If the message you receive is a virus, you can send a polite message to the ISP informing them that it is possible that they have an infected machine on their network and could they please do something about it. (Make sure you give them all the headers, not just a message saying: "You've got an infected machine.")

Note that the above message may attract spam because some ISPs actively gather email addresses and yours just got added to their list.

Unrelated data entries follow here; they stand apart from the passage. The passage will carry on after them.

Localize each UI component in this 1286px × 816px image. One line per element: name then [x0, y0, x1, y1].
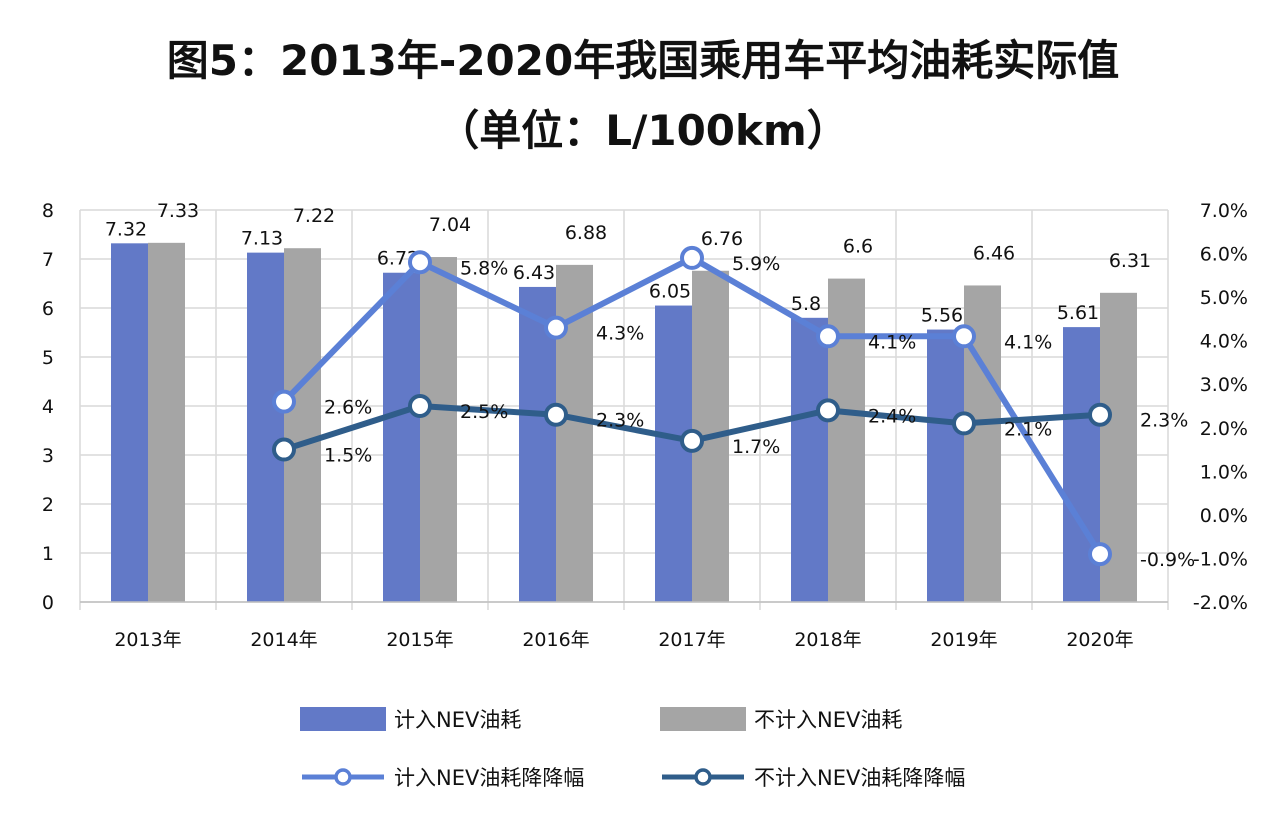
legend-label: 不计入NEV油耗: [754, 708, 903, 732]
y-axis-left-tick-label: 0: [42, 592, 54, 614]
y-axis-right-tick-label: 7.0%: [1200, 200, 1248, 222]
x-axis-tick-label: 2018年: [794, 629, 861, 651]
y-axis-left-tick-label: 3: [42, 445, 54, 467]
x-axis-tick-label: 2013年: [114, 629, 181, 651]
bar-with-nev: [519, 286, 556, 602]
legend-swatch-bar-without-nev: [660, 707, 746, 731]
y-axis-right-tick-label: 4.0%: [1200, 331, 1248, 353]
bar-with-nev-data-label: 7.32: [105, 218, 147, 240]
line-without-nev-data-label: 2.5%: [460, 401, 508, 423]
line-with-nev-point: [1088, 542, 1112, 567]
y-axis-right-tick-label: 5.0%: [1200, 287, 1248, 309]
bar-with-nev-data-label: 5.56: [921, 305, 963, 327]
line-without-nev-data-label: 2.3%: [1140, 410, 1188, 432]
line-without-nev-point: [816, 398, 840, 423]
line-without-nev-data-label: 2.3%: [596, 410, 644, 432]
bar-with-nev: [111, 243, 148, 602]
y-axis-right-tick-label: 2.0%: [1200, 418, 1248, 440]
bar-without-nev-data-label: 6.76: [701, 228, 743, 250]
line-without-nev-point: [544, 402, 568, 427]
y-axis-left-tick-label: 7: [42, 249, 54, 271]
legend-swatch-bar-with-nev: [300, 707, 386, 731]
legend-swatch-line-with-nev: [302, 768, 384, 786]
bar-with-nev: [383, 272, 420, 602]
line-with-nev-point: [408, 250, 432, 275]
bar-with-nev-data-label: 6.05: [649, 281, 691, 303]
bar-without-nev-data-label: 6.31: [1109, 250, 1151, 272]
x-axis-tick-label: 2017年: [658, 629, 725, 651]
bar-with-nev: [927, 329, 964, 602]
y-axis-right-tick-label: 3.0%: [1200, 374, 1248, 396]
line-without-nev-point: [680, 428, 704, 453]
x-axis-tick-label: 2015年: [386, 629, 453, 651]
bar-with-nev: [247, 252, 284, 602]
line-with-nev-point: [816, 324, 840, 349]
y-axis-left-tick-label: 8: [42, 200, 54, 222]
legend-item-bar-without-nev: 不计入NEV油耗: [660, 704, 902, 734]
bar-with-nev-data-label: 5.8: [791, 293, 821, 315]
bar-with-nev-data-label: 6.43: [513, 262, 555, 284]
chart-subtitle-unit: （单位：L/100km）: [437, 106, 849, 155]
line-with-nev-data-label: 4.1%: [868, 331, 916, 353]
legend-label: 计入NEV油耗: [394, 708, 522, 732]
line-without-nev-data-label: 2.4%: [868, 405, 916, 427]
line-with-nev-point: [544, 315, 568, 340]
legend-label: 不计入NEV油耗降降幅: [754, 766, 966, 790]
line-with-nev-data-label: 2.6%: [324, 397, 372, 419]
bar-with-nev: [791, 317, 828, 602]
y-axis-right-tick-label: -1.0%: [1193, 548, 1248, 570]
legend-label: 计入NEV油耗降降幅: [394, 766, 585, 790]
y-axis-left-tick-label: 4: [42, 396, 54, 418]
line-without-nev-data-label: 1.5%: [324, 445, 372, 467]
y-axis-left-tick-label: 2: [42, 494, 54, 516]
bar-with-nev-data-label: 5.61: [1057, 302, 1099, 324]
line-without-nev-point: [272, 437, 296, 462]
y-axis-left-tick-label: 1: [42, 543, 54, 565]
line-with-nev-point: [272, 389, 296, 414]
line-without-nev-data-label: 1.7%: [732, 436, 780, 458]
legend-item-line-without-nev: 不计入NEV油耗降降幅: [660, 762, 965, 792]
bar-without-nev-data-label: 7.33: [157, 200, 199, 222]
x-axis-tick-label: 2020年: [1066, 629, 1133, 651]
line-without-nev-point: [1088, 402, 1112, 427]
x-axis-tick-label: 2016年: [522, 629, 589, 651]
bar-without-nev-data-label: 6.88: [565, 222, 607, 244]
line-without-nev-point: [408, 394, 432, 418]
line-with-nev-data-label: 5.9%: [732, 253, 780, 275]
x-axis-tick-label: 2014年: [250, 629, 317, 651]
bar-without-nev: [284, 248, 321, 602]
y-axis-right-tick-label: 1.0%: [1200, 461, 1248, 483]
line-with-nev-data-label: 4.1%: [1004, 331, 1052, 353]
x-axis-tick-label: 2019年: [930, 629, 997, 651]
y-axis-left-tick-label: 6: [42, 298, 54, 320]
bar-with-nev-data-label: 7.13: [241, 228, 283, 250]
bar-without-nev: [420, 257, 457, 602]
y-axis-right-tick-label: 6.0%: [1200, 244, 1248, 266]
y-axis-right-tick-label: 0.0%: [1200, 505, 1248, 527]
legend-item-line-with-nev: 计入NEV油耗降降幅: [300, 762, 584, 792]
bar-without-nev-data-label: 7.22: [293, 205, 335, 227]
bar-without-nev-data-label: 6.6: [843, 236, 873, 258]
y-axis-left-tick-label: 5: [42, 347, 54, 369]
line-with-nev-point: [680, 245, 704, 270]
line-with-nev-point: [952, 324, 976, 349]
legend-swatch-line-without-nev: [662, 768, 744, 786]
line-without-nev-data-label: 2.1%: [1004, 418, 1052, 440]
y-axis-right-tick-label: -2.0%: [1193, 592, 1248, 614]
line-without-nev-point: [952, 411, 976, 436]
bar-without-nev-data-label: 7.04: [429, 214, 471, 236]
line-with-nev-data-label: 4.3%: [596, 323, 644, 345]
bar-without-nev-data-label: 6.46: [973, 242, 1015, 264]
bar-without-nev: [148, 242, 185, 602]
line-with-nev-data-label: 5.8%: [460, 257, 508, 279]
bar-with-nev: [655, 305, 692, 602]
legend-item-bar-with-nev: 计入NEV油耗: [300, 704, 521, 734]
chart-title: 图5：2013年-2020年我国乘用车平均油耗实际值: [166, 36, 1120, 85]
line-with-nev-data-label: -0.9%: [1140, 549, 1195, 571]
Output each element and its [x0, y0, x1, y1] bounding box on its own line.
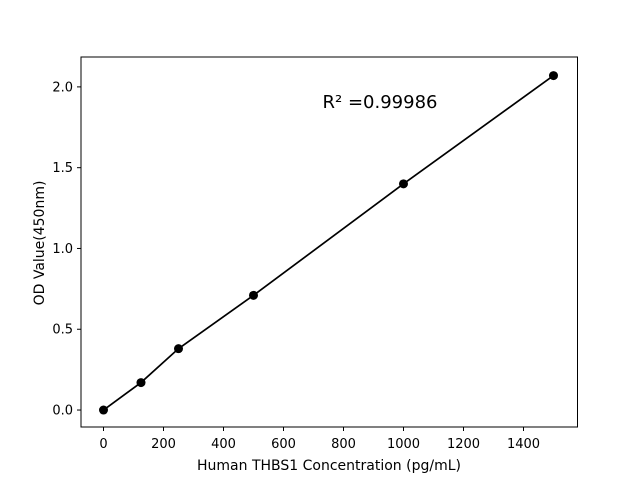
data-point [99, 405, 108, 415]
y-tick-label: 0.0 [52, 404, 73, 419]
regression-line [102, 74, 555, 411]
x-tick-label: 800 [331, 437, 356, 452]
y-axis-label: OD Value(450nm) [32, 181, 48, 306]
plot-border [80, 56, 578, 428]
x-tick-label: 1200 [447, 437, 480, 452]
y-tick-label: 0.5 [52, 323, 73, 338]
x-tick-label: 200 [151, 437, 176, 452]
x-axis-ticks: 0 200 400 600 800 1000 1200 1400 [99, 427, 540, 452]
y-tick-label: 2.0 [52, 80, 73, 95]
y-axis-ticks: 0.0 0.5 1.0 1.5 2.0 [52, 80, 81, 419]
x-tick-label: 0 [99, 437, 107, 452]
x-tick-label: 400 [211, 437, 236, 452]
data-point [249, 290, 258, 300]
y-tick-label: 1.0 [52, 242, 73, 257]
y-tick-label: 1.5 [52, 161, 73, 176]
x-tick-label: 1000 [387, 437, 420, 452]
data-point [136, 378, 146, 388]
data-points [99, 71, 558, 415]
data-point [174, 344, 183, 354]
r-squared-annotation: R² =0.99986 [323, 92, 438, 113]
x-tick-label: 1400 [507, 437, 540, 452]
x-tick-label: 600 [271, 437, 296, 452]
data-point [549, 71, 558, 81]
data-point [399, 179, 408, 189]
x-axis-label: Human THBS1 Concentration (pg/mL) [197, 458, 461, 474]
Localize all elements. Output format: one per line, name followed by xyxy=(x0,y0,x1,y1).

Another thing you can do with this is see if you can figure out how the message got to you. For example, I have a friend who works with a company called "Ampac", now I know that he is the only one I know with that relationship, so if a virus arrives claiming to be from Ampac, odds-on it's from my friend and not from Ampac.

So, now you're armed with a little more information, you can understand why this email thing is so complicated, why we still have spam and why there are email viruses.

I'm sorry I don't have any more information to impart...

Update There are now some email viruses that fake the first Received Line, this means that the first set of indicators where an email came from might be fake.

The impact of that is that you can no longer determine using the above method where all email, spam or virus, comes from. There are a number of tricks and if I have the inclination, I might add that information here at a future date.

As the saying goes, If you invent a smarter mousetrap, chances are smarter mice will figure out a way to defeat it.